Eu não sei muito bem o que me irritou mais: se foi o levante da Liga dos Jornalistas pela Boa Educação (quando na verdade alguns não têm nem educação básica), se foi a Associação dos Derrotados Travestidos de Corretos, ou o Sindicato dos Malas Desprovidos de Matérias. O fato é que a grosseria de Muricy transformou-se no assunto da segunda-feira, com direito à épica manchete do UOL: “São Paulo já iguala número de derrotas em casa de 2008”. Ou seja: uma derrota. A matéria compete com “Benfica segura João Pinto”, do mesmo UOL em 1998. Graças a Deus pude ver alguns jornalistas lembrando da profissão, como Mauro Cezar alertando para algo verdadeiramente sério, o planejamento do assalto maciço aos cofres públicos na Copa de 2014 e dando ao comportamento do técnico um espaço subalterno.

Muricy não é inteligente quando bate de frente com repórteres que raramente conseguem articular meia dúzia de frases desconexas. Erra mais ainda quando age estupidamente com jornalistas sensatos, inteligentes e educados (sim, eles existem), como por exemplo, Fernando Gavini, da ESPN Brasil. O técnico poderia, simplesmente, não participar mais das coletivas, deixando a incumbência para seus assistentes. Certamente Milton Cruz, Tata, Carlinhos Neves ou outro qualquer adorariam. Alex Ferguson não dá coletivas depois dos jogos na Premier League há anos e não é o único. Ao invés disso, se expõe às críticas de um grande grupo de pessoas que quer a sua cabeça. Sim, porque vencer faz o sujeito antipático. Todo mundo adora um derrotado. O sucesso dos outros é insuportável.
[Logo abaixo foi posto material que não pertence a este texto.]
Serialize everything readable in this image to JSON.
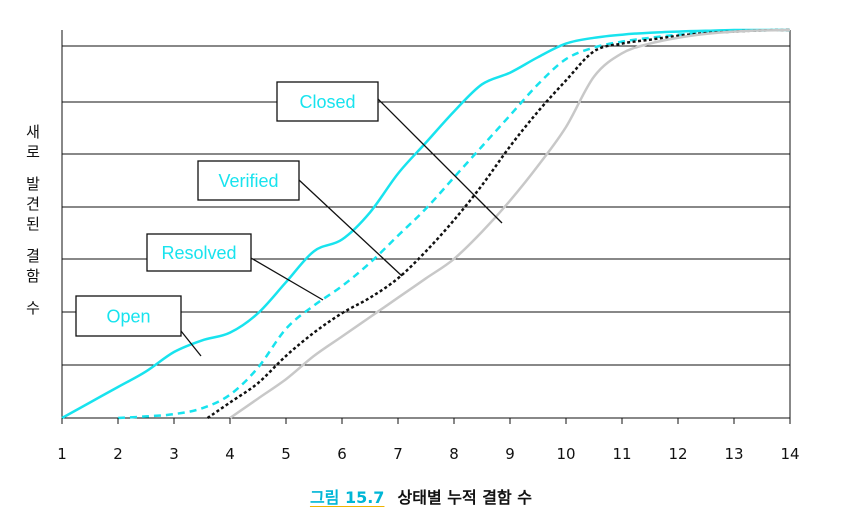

Quanto aos meus colegas de profissão (os bons), repensem. Não precisam se engajar em uma trincheira corporativista tosca, reles, que iguala grandes profissionais com zebus homéricos, como se um cara como Claudio Carsughi merecesse o mesmo respeito de um qualquer, desses que inventam notas para por no jornal. Sem alarde, não entrevistem mais o homem. É simples, fácil e rápido. E tenho certeza que vai fazer o técnico repensar.